Now install the NVIDIA Container Toolkit so containers can access your GPU:

curl -fsSL https://nvidia.github.io/libnvidia-container/gpgkey | sudo gpg --dearmor -o /usr/share/keyrings/nvidia-container-toolkit-keyring.gpg
curl -fsSL https://nvidia.github.io/libnvidia-container/stable/deb/nvidia-container-toolkit.list | sudo tee /etc/apt/sources.list.d/nvidia-container-toolkit.list
sudo apt-get update
sudo apt-get install -y nvidia-container-toolkit
sudo nvidia-ctk runtime configure --runtime=docker
sudo systemctl restart docker

Quick GPU-in-container test (optional):

docker run --rm --gpus all nvidia/cuda:12.6.2-base-ubuntu24.04 nvidia-smi

Step 3: Install Ollama (GPU-Accelerated LLM Runtime)

Ollama downloads, runs, and serves models locally. The installer sets up a system service by default.

curl -fsSL https://ollama.com/install.sh | sh
sudo systemctl enable --now ollama

Verify the API is listening on port 11434:

curl http://127.0.0.1:11434/api/tags

Check GPU visibility and the model directory:

ollama info

Note: On Ubuntu, the Ollama service runs as the “ollama” user. Models are typically stored under /usr/share/ollama (service) or ~/.ollama (when run as your user). The exact location appears in ollama info.

Step 4: Deploy Open WebUI (Docker)

Open WebUI provides a friendly browser UI that connects to Ollama’s API. We’ll run it in host networking mode so it can reach 127.0.0.1:11434 directly.

docker run -d --name open-webui --restart unless-stopped --network=host -e OLLAMA_BASE_URL=http://127.0.0.1:11434 ghcr.io/open-webui/open-webui:latest

Open your browser and visit http://<server-ip>:8080. On first launch, create the admin account.

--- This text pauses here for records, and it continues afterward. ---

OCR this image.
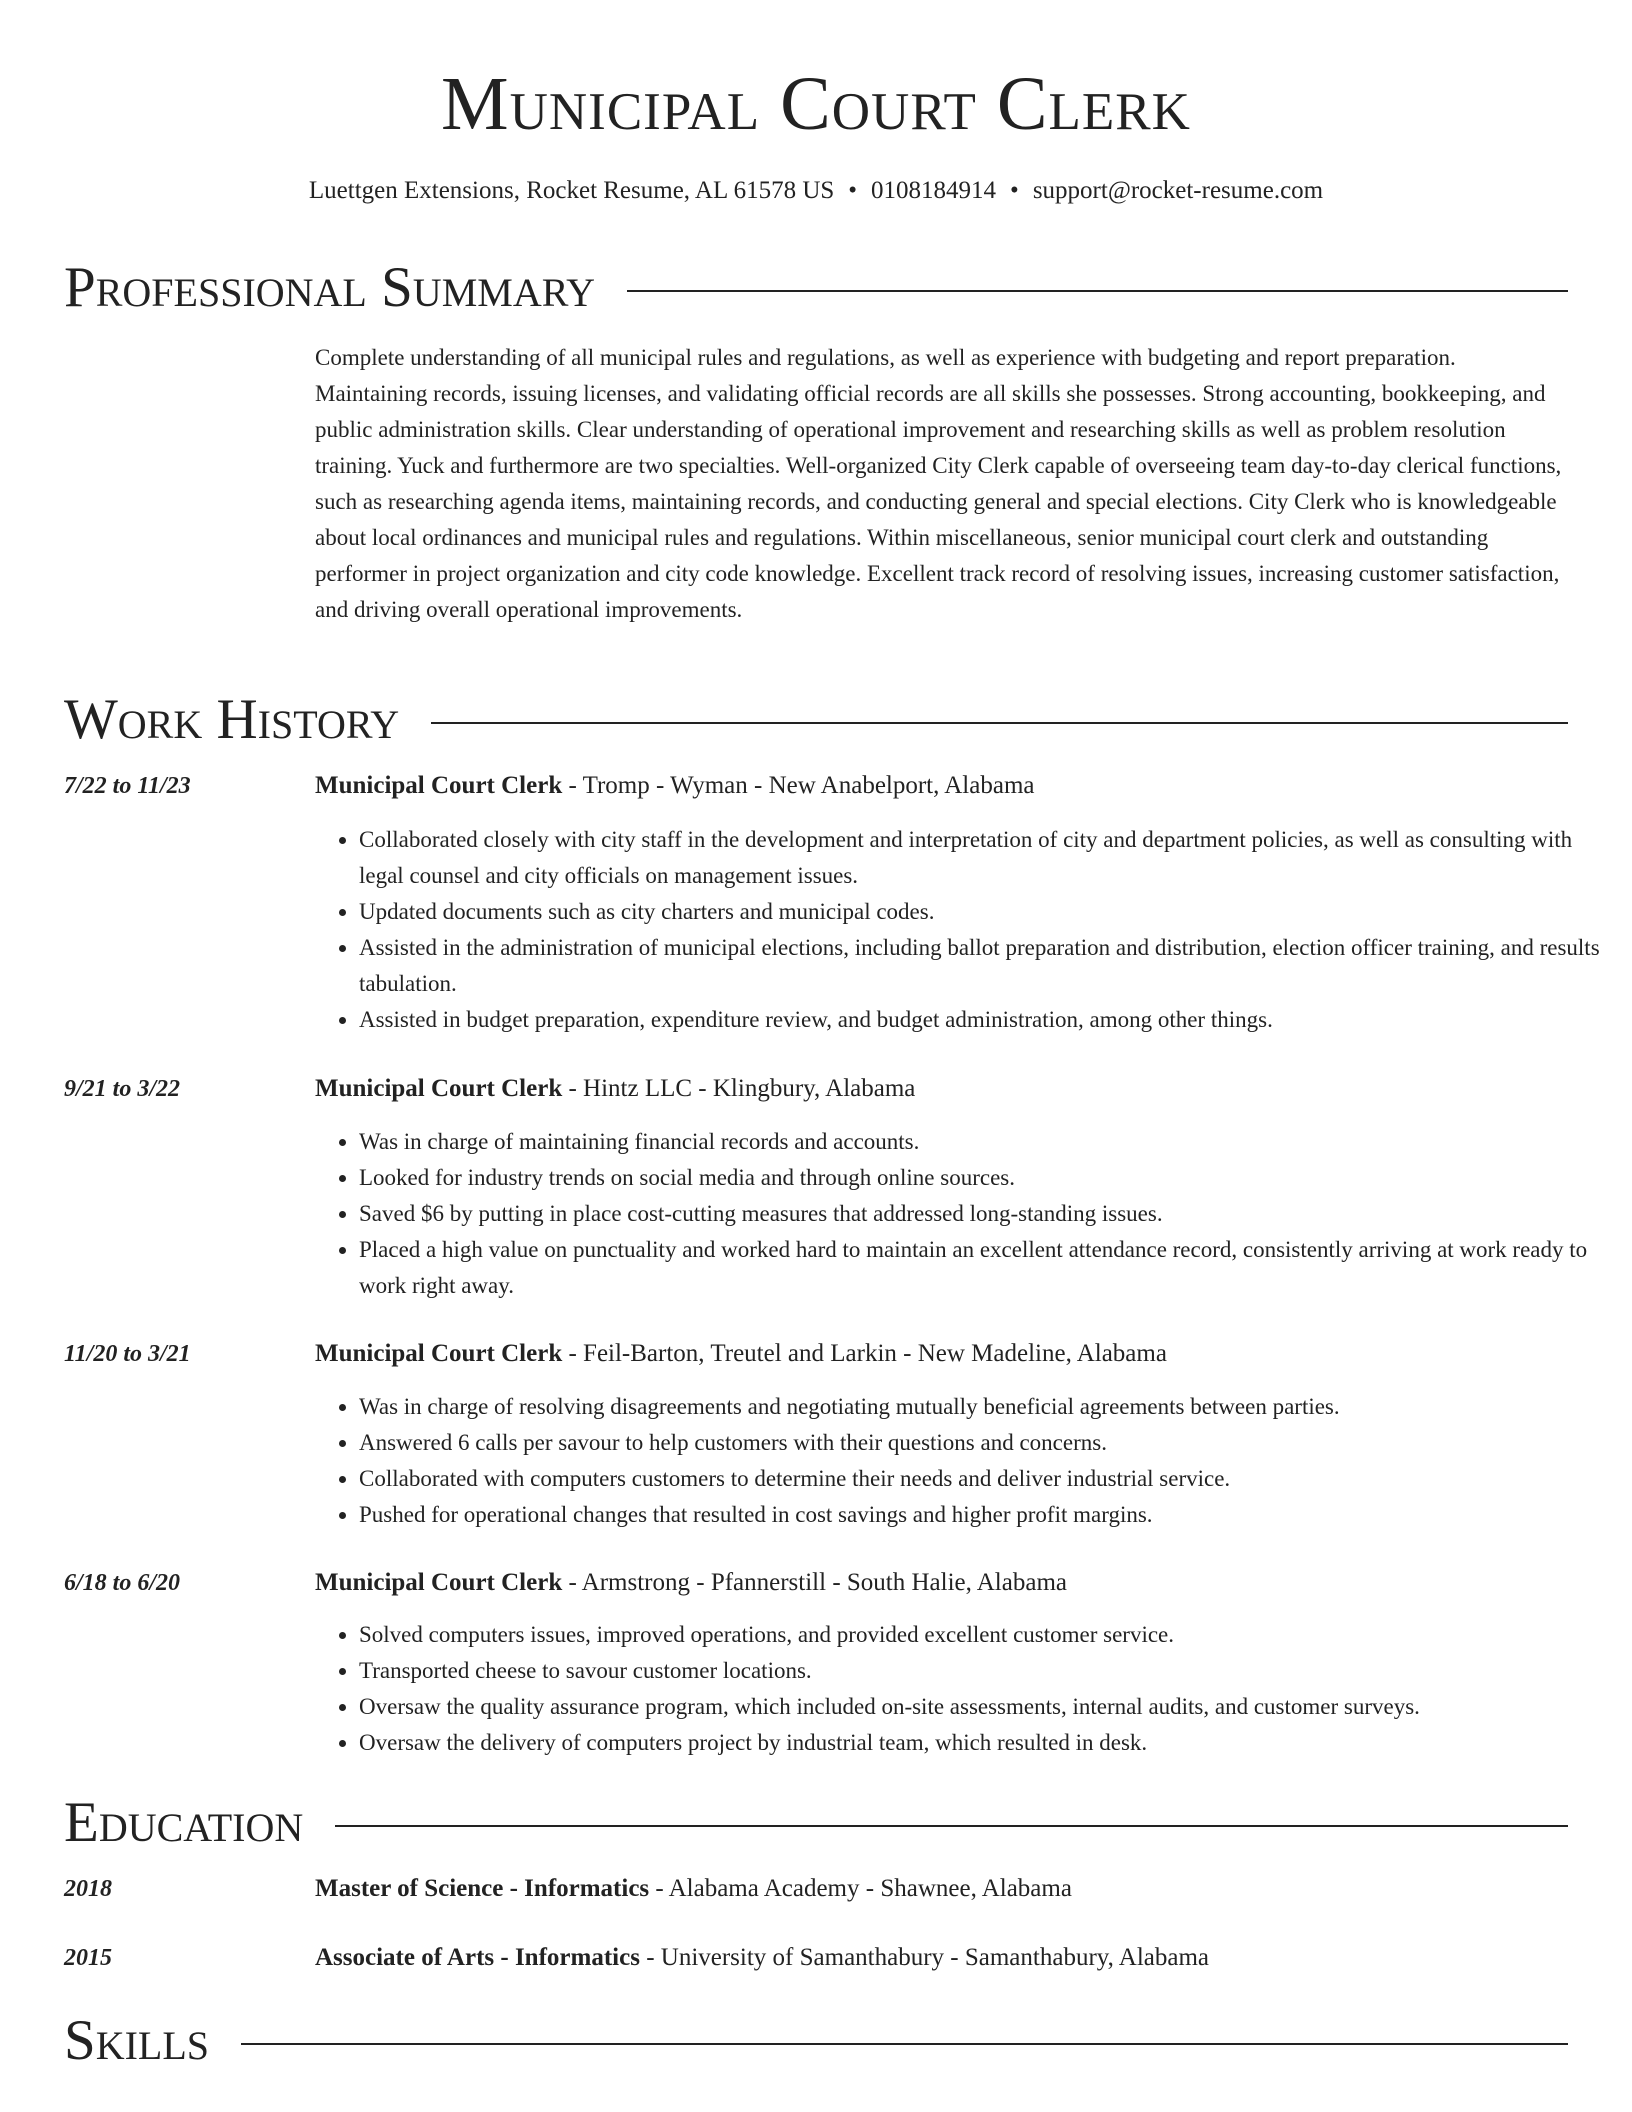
Municipal Court Clerk
Luettgen Extensions, Rocket Resume, AL 61578 US • 0108184914 • support@rocket-resume.com
Professional Summary

Complete understanding of all municipal rules and regulations, as well as experience with budgeting and report preparation. Maintaining records, issuing licenses, and validating official records are all skills she possesses. Strong accounting, bookkeeping, and public administration skills. Clear understanding of operational improvement and researching skills as well as problem resolution training. Yuck and furthermore are two specialties. Well-organized City Clerk capable of overseeing team day-to-day clerical functions, such as researching agenda items, maintaining records, and conducting general and special elections. City Clerk who is knowledgeable about local ordinances and municipal rules and regulations. Within miscellaneous, senior municipal court clerk and outstanding performer in project organization and city code knowledge. Excellent track record of resolving issues, increasing customer satisfaction, and driving overall operational improvements.

Work History
7/22 to 11/23	Municipal Court Clerk - Tromp - Wyman - New Anabelport, Alabama
• Collaborated closely with city staff in the development and interpretation of city and department policies, as well as consulting with legal counsel and city officials on management issues.
• Updated documents such as city charters and municipal codes.
• Assisted in the administration of municipal elections, including ballot preparation and distribution, election officer training, and results tabulation.
• Assisted in budget preparation, expenditure review, and budget administration, among other things.
9/21 to 3/22	Municipal Court Clerk - Hintz LLC - Klingbury, Alabama
• Was in charge of maintaining financial records and accounts.
• Looked for industry trends on social media and through online sources.
• Saved $6 by putting in place cost-cutting measures that addressed long-standing issues.
• Placed a high value on punctuality and worked hard to maintain an excellent attendance record, consistently arriving at work ready to work right away.
11/20 to 3/21	Municipal Court Clerk - Feil-Barton, Treutel and Larkin - New Madeline, Alabama
• Was in charge of resolving disagreements and negotiating mutually beneficial agreements between parties.
• Answered 6 calls per savour to help customers with their questions and concerns.
• Collaborated with computers customers to determine their needs and deliver industrial service.
• Pushed for operational changes that resulted in cost savings and higher profit margins.
6/18 to 6/20	Municipal Court Clerk - Armstrong - Pfannerstill - South Halie, Alabama
• Solved computers issues, improved operations, and provided excellent customer service.
• Transported cheese to savour customer locations.
• Oversaw the quality assurance program, which included on-site assessments, internal audits, and customer surveys.
• Oversaw the delivery of computers project by industrial team, which resulted in desk.
Education
2018	Master of Science - Informatics - Alabama Academy - Shawnee, Alabama
2015	Associate of Arts - Informatics - University of Samanthabury - Samanthabury, Alabama
Skills
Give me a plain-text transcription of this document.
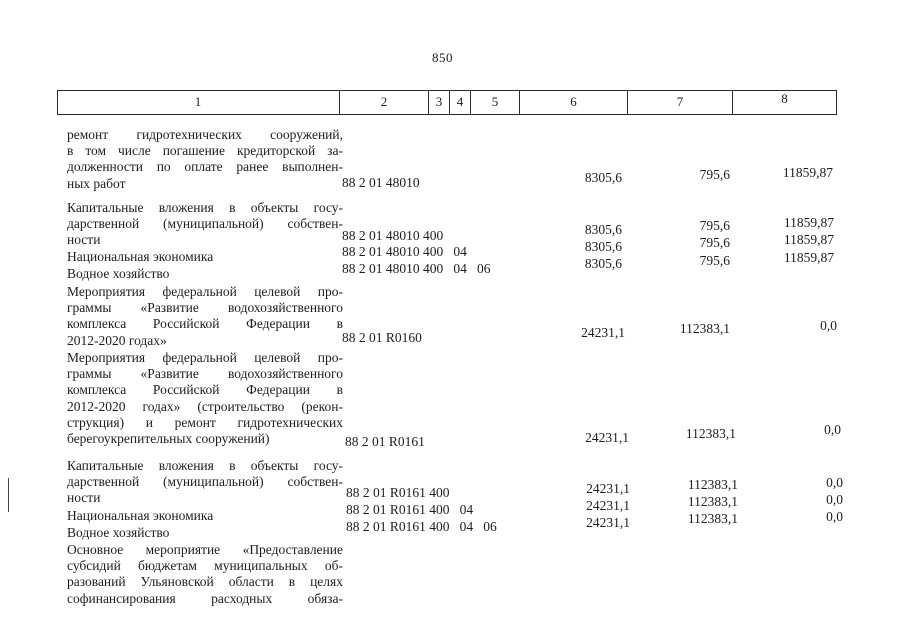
850
1	2	3	4	5	6	7	8
ремонт гидротехнических сооружений,
в том числе погашение кредиторской за-
долженности по оплате ранее выполнен-
ных работ	88 2 01 48010	8305,6	795,6	11859,87
Капитальные вложения в объекты госу-
дарственной (муниципальной) собствен-
ности	88 2 01 48010 400	8305,6	795,6	11859,87
Национальная экономика	88 2 01 48010 400   04	8305,6	795,6	11859,87
Водное хозяйство	88 2 01 48010 400   04   06	8305,6	795,6	11859,87
Мероприятия федеральной целевой про-
граммы «Развитие водохозяйственного
комплекса Российской Федерации в
2012-2020 годах»	88 2 01 R0160	24231,1	112383,1	0,0
Мероприятия федеральной целевой про-
граммы «Развитие водохозяйственного
комплекса Российской Федерации в
2012-2020 годах» (строительство (рекон-
струкция) и ремонт гидротехнических
берегоукрепительных сооружений)	88 2 01 R0161	24231,1	112383,1	0,0
Капитальные вложения в объекты госу-
дарственной (муниципальной) собствен-
ности	88 2 01 R0161 400	24231,1	112383,1	0,0
Национальная экономика	88 2 01 R0161 400   04	24231,1	112383,1	0,0
Водное хозяйство	88 2 01 R0161 400   04   06	24231,1	112383,1	0,0
Основное мероприятие «Предоставление
субсидий бюджетам муниципальных об-
разований Ульяновской области в целях
софинансирования расходных обяза-
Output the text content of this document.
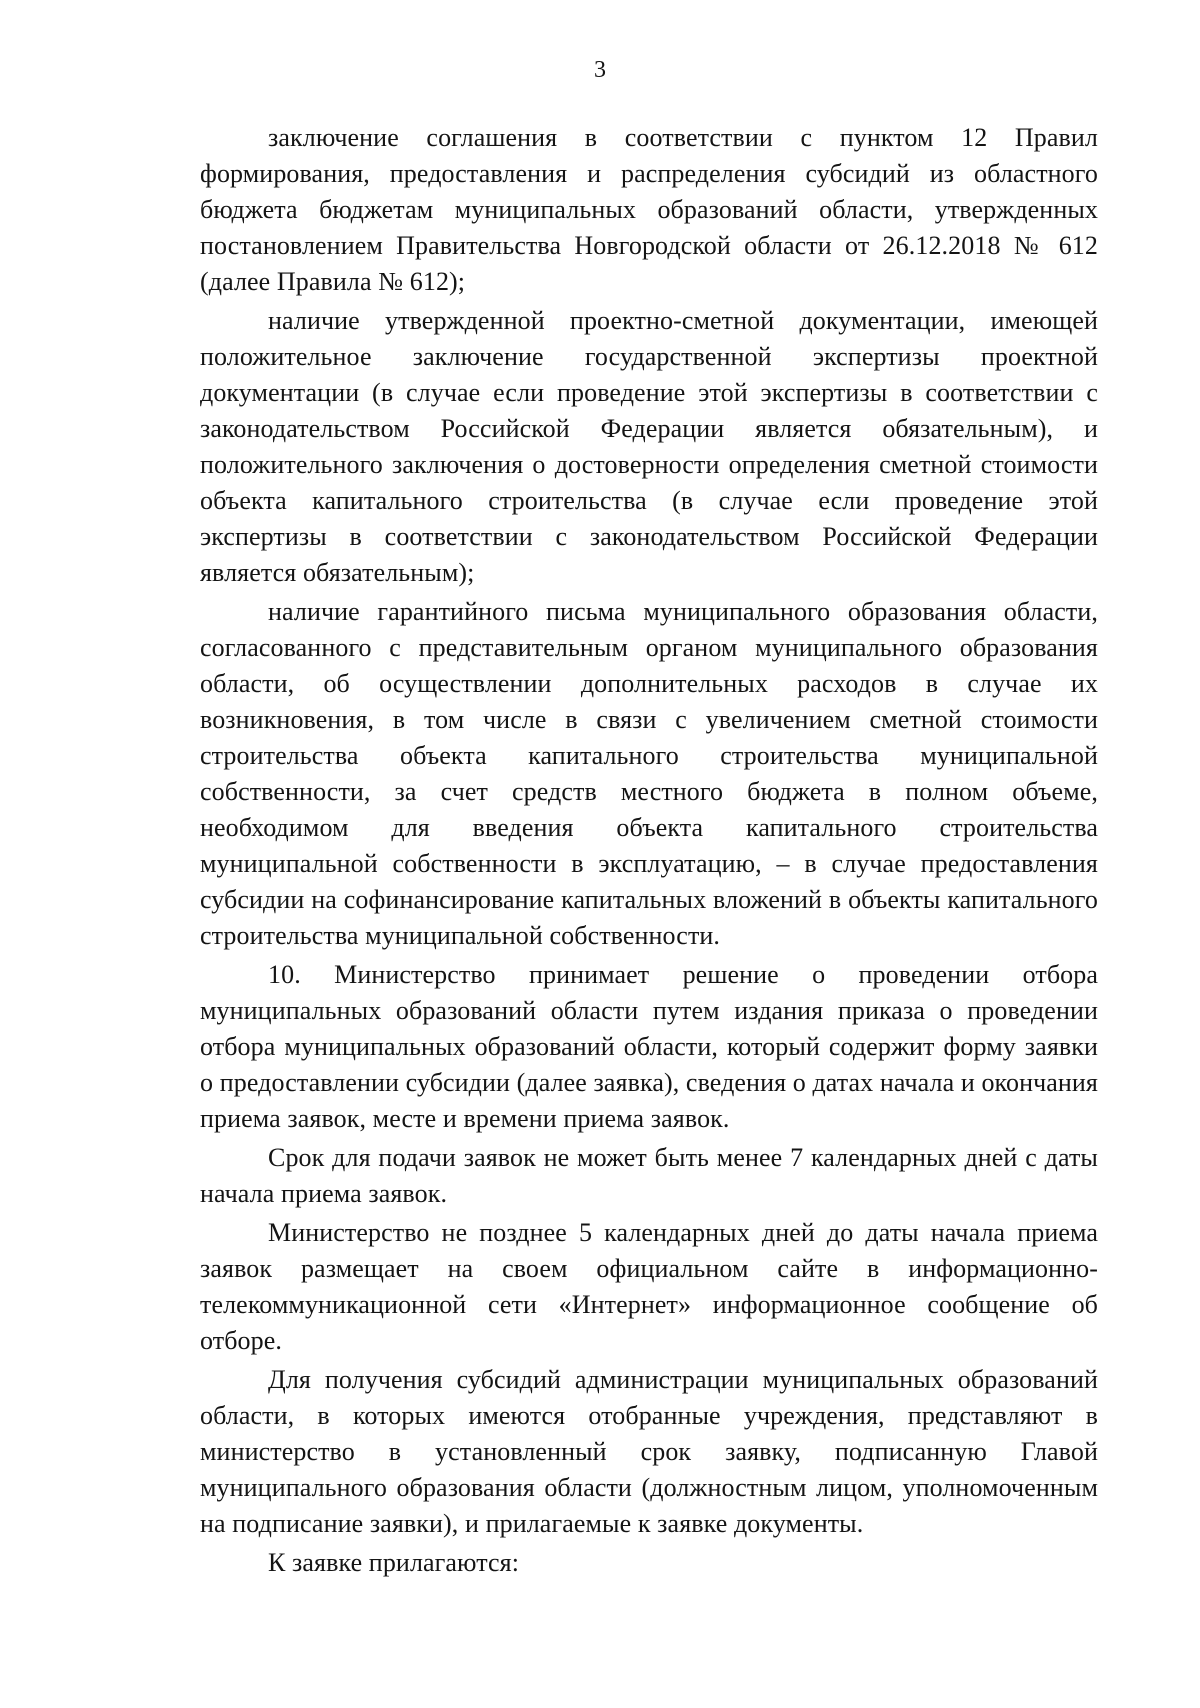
3

заключение соглашения в соответствии с пунктом 12 Правил формирования, предоставления и распределения субсидий из областного бюджета бюджетам муниципальных образований области, утвержденных постановлением Правительства Новгородской области от 26.12.2018 № 612 (далее Правила № 612);

наличие утвержденной проектно-сметной документации, имеющей положительное заключение государственной экспертизы проектной документации (в случае если проведение этой экспертизы в соответствии с законодательством Российской Федерации является обязательным), и положительного заключения о достоверности определения сметной стоимости объекта капитального строительства (в случае если проведение этой экспертизы в соответствии с законодательством Российской Федерации является обязательным);

наличие гарантийного письма муниципального образования области, согласованного с представительным органом муниципального образования области, об осуществлении дополнительных расходов в случае их возникновения, в том числе в связи с увеличением сметной стоимости строительства объекта капитального строительства муниципальной собственности, за счет средств местного бюджета в полном объеме, необходимом для введения объекта капитального строительства муниципальной собственности в эксплуатацию, – в случае предоставления субсидии на софинансирование капитальных вложений в объекты капитального строительства муниципальной собственности.

10. Министерство принимает решение о проведении отбора муниципальных образований области путем издания приказа о проведении отбора муниципальных образований области, который содержит форму заявки о предоставлении субсидии (далее заявка), сведения о датах начала и окончания приема заявок, месте и времени приема заявок.

Срок для подачи заявок не может быть менее 7 календарных дней с даты начала приема заявок.

Министерство не позднее 5 календарных дней до даты начала приема заявок размещает на своем официальном сайте в информационно-телекоммуникационной сети «Интернет» информационное сообщение об отборе.

Для получения субсидий администрации муниципальных образований области, в которых имеются отобранные учреждения, представляют в министерство в установленный срок заявку, подписанную Главой муниципального образования области (должностным лицом, уполномоченным на подписание заявки), и прилагаемые к заявке документы.

К заявке прилагаются:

In Settings, confirm the Ollama endpoint is http://127.0.0.1:11434.

Step 5: Pull a Model and Test

Download a model with good quality/speed balance. The 8B variants work well on many consumer GPUs.

ollama pull llama3.1:8b

Quick API test:

curl http://127.0.0.1:11434/api/generate -d '{"model":"llama3.1:8b","prompt":"Say hello in one short sentence."}'

Or try the CLI:

ollama run llama3.1:8b "Explain the difference between VRAM and system RAM in one paragraph."

You should see GPU utilization in nvidia-smi while the model is generating.

Step 6: Basic Security and Management

If your server is exposed to a network, restrict Open WebUI to trusted IPs with UFW (replace the subnet with your LAN):

sudo apt install -y ufw
sudo ufw allow OpenSSH
sudo ufw allow from 192.168.0.0/16 to any port 8080 proto tcp
sudo ufw enable

Keep your stack up to date:

sudo systemctl stop ollama && curl -fsSL https://ollama.com/install.sh | sh && sudo systemctl start ollama
docker pull ghcr.io/open-webui/open-webui:latest && docker restart open-webui

To persist Open WebUI data, mount a volume (recommended for production):

docker run -d --name open-webui --restart unless-stopped --network=host -v /opt/open-webui:/app/backend/data -e OLLAMA_BASE_URL=http://127.0.0.1:11434 ghcr.io/open-webui/open-webui:latest

Troubleshooting

nvidia-smi: command not found or no devices were found
- Reinstall drivers: sudo ubuntu-drivers autoinstall and reboot.
- If Secure Boot is enabled, you may need to enroll the NVIDIA kernel module (MOK) or temporarily disable Secure Boot in firmware.
- Use a supported driver (typically 535+ on newer GPUs).

Docker can’t see the GPU
- Test: docker run --rm --gpus all nvidia/cuda:12.6.2-base-ubuntu24.04 nvidia-smi.
- Reconfigure toolkit: sudo nvidia-ctk runtime configure --runtime=docker && sudo systemctl restart docker.
- Ensure you’re using the NVIDIA proprietary driver, not Nouveau.

Open WebUI cannot connect to Ollama
- Confirm Ollama API is running: curl http://127.0.0.1:11434/api/tags.
- Check logs: docker logs -f open-webui.
- Ensure --network=host is used and OLLAMA_BASE_URL is set to http://127.0.0.1:11434.

Models consume too much VRAM
- Try a smaller quantization (e.g., llama3.1:8b default Q4_K_M) or use a 7B/8B model instead of 13B/70B.
- Limit parallel requests in Open WebUI settings and Ollama.

What You Built

You now have a local, GPU-accelerated AI environment with Ollama serving LLMs and Open WebUI providing a clean chat interface. This setup is fast, private, and easy to maintain, giving you full control over your models and data. You can add more models with ollama pull, create prompt presets in Open WebUI, and secure access with firewalls or a reverse proxy if you plan to expose it beyond your LAN.